Under our Revolving Credit Agreement, covenants include restrictions on liens, a maximum debt to earnings ratio, a minimum fixed charge coverage ratio and a change of control provision that may require acceleration of the repayment obligations under certain circumstances.
As of November 19, 2022, we had no outstanding borrowings and $1.8 million of outstanding letters of credit under our Revolving Credit Agreement.
We also maintain a letter of credit facility that allows us to request the participating bank to issue letters of credit on our behalf up to an aggregate amount of $25 million. The letter of credit facility is in addition to the letters of credit that may be issued under the Revolving Credit Agreement. As of November 19, 2022, we had $25.0 million in letters of credit outstanding under the letter of credit facility, which expires in June 2025.
In addition to the outstanding letters of credit issued under the committed facilities discussed above, we had $107.2 million in letters of credit outstanding as of November 19, 2022. These letters of credit have various maturity dates and were issued on an uncommitted basis.
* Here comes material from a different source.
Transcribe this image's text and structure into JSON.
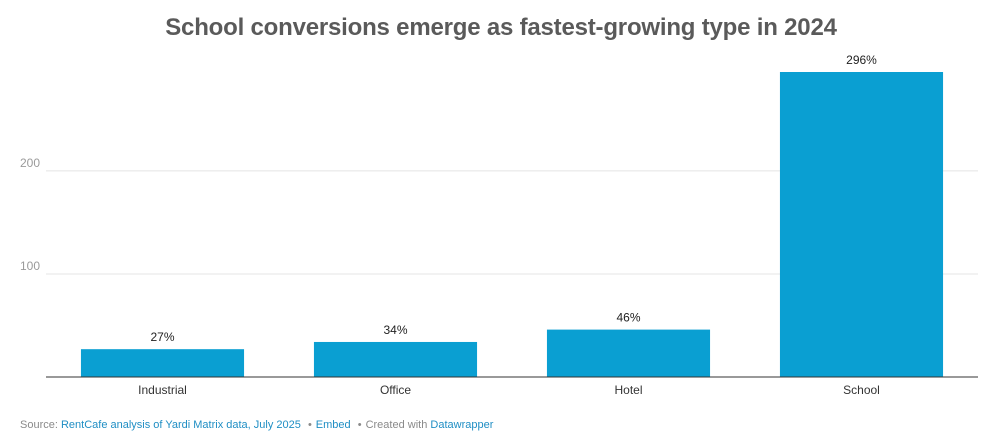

As of November 19, 2022, the commercial paper borrowings, the $300 million 2.875% Senior Notes due January 2023 and the $500 million 3.125% Senior Notes due July 2023 were classified as long-term in the Consolidated Balance Sheets, as we have the current ability and intent to refinance them on a long-term basis through available capacity in our Revolving Credit Agreement. As of November 19, 2022, we had $2.2 billion of availability under our Revolving Credit Agreement, without giving effect to commercial paper borrowings, which would allow us to replace these short-term obligations with a long-term financing facility.
The Senior Notes contain a provision that repayment may be accelerated if we experience a change in control (as defined in the agreements). The Company’s borrowings under our Senior Notes contain minimal covenants, primarily restrictions on liens. All of the repayment obligations under its borrowing arrangements may be accelerated and come due prior to the applicable scheduled payment date if covenants are breached or an event of default occurs. As of November 19, 2022, we were in compliance with all covenants and expect to remain in compliance with all covenants under our borrowing arrangements.
As of November 19, 2022, the Company was in compliance with all covenants and expects to remain in compliance with all covenants under its borrowing arrangements
Our adjusted debt to earnings before interest, taxes, depreciation, amortization, rent and share-based compensation expense (“EBITDAR”) ratio was 2.2:1 as of November 19, 2022 and was 2.0:1 as of November 20, 2021. We calculate adjusted debt as the sum of total debt, financing lease liabilities and rent times six; and we calculate adjusted EBITDAR by adding interest, taxes, depreciation, amortization, rent, and share-based compensation expense to net income. Adjusted debt to EBITDAR is calculated on a trailing four quarter basis. We target our debt levels to a ratio of adjusted debt to EBITDAR in order to maintain our investment grade credit ratings. We believe this is important information for the management of our debt levels. We expect the ratio of adjusted debt to EBITDAR to return to pre-pandemic levels in the future, increasing debt levels. Once the target ratio is achieved, to the extent adjusted EBITDAR increases, we expect our debt levels to increase; conversely, if adjusted EBITDAR decreases, we would expect our debt levels to decrease. Refer to the “Reconciliation of Non-GAAP Financial Measures” section for further details of our calculation.
Stock Repurchases
From January 1, 1998 to November 19, 2022, we have repurchased a total of 152.9 million shares of our common stock at an aggregate cost of $31.0 billion, including 392.2 thousand shares of our common stock at an aggregate cost of $900.0 million during the twelve week period ended November 19, 2022.
On October 4, 2022, the Board voted to authorize the repurchase of an additional $2.5 billion of our common stock in connection with our ongoing share repurchase program, which raised the total value of shares authorized to be repurchased to $33.7 billion. Considering the cumulative repurchases as of November 19, 2022, we had $2.7 billion remaining under the Board’s authorization to repurchase our common stock.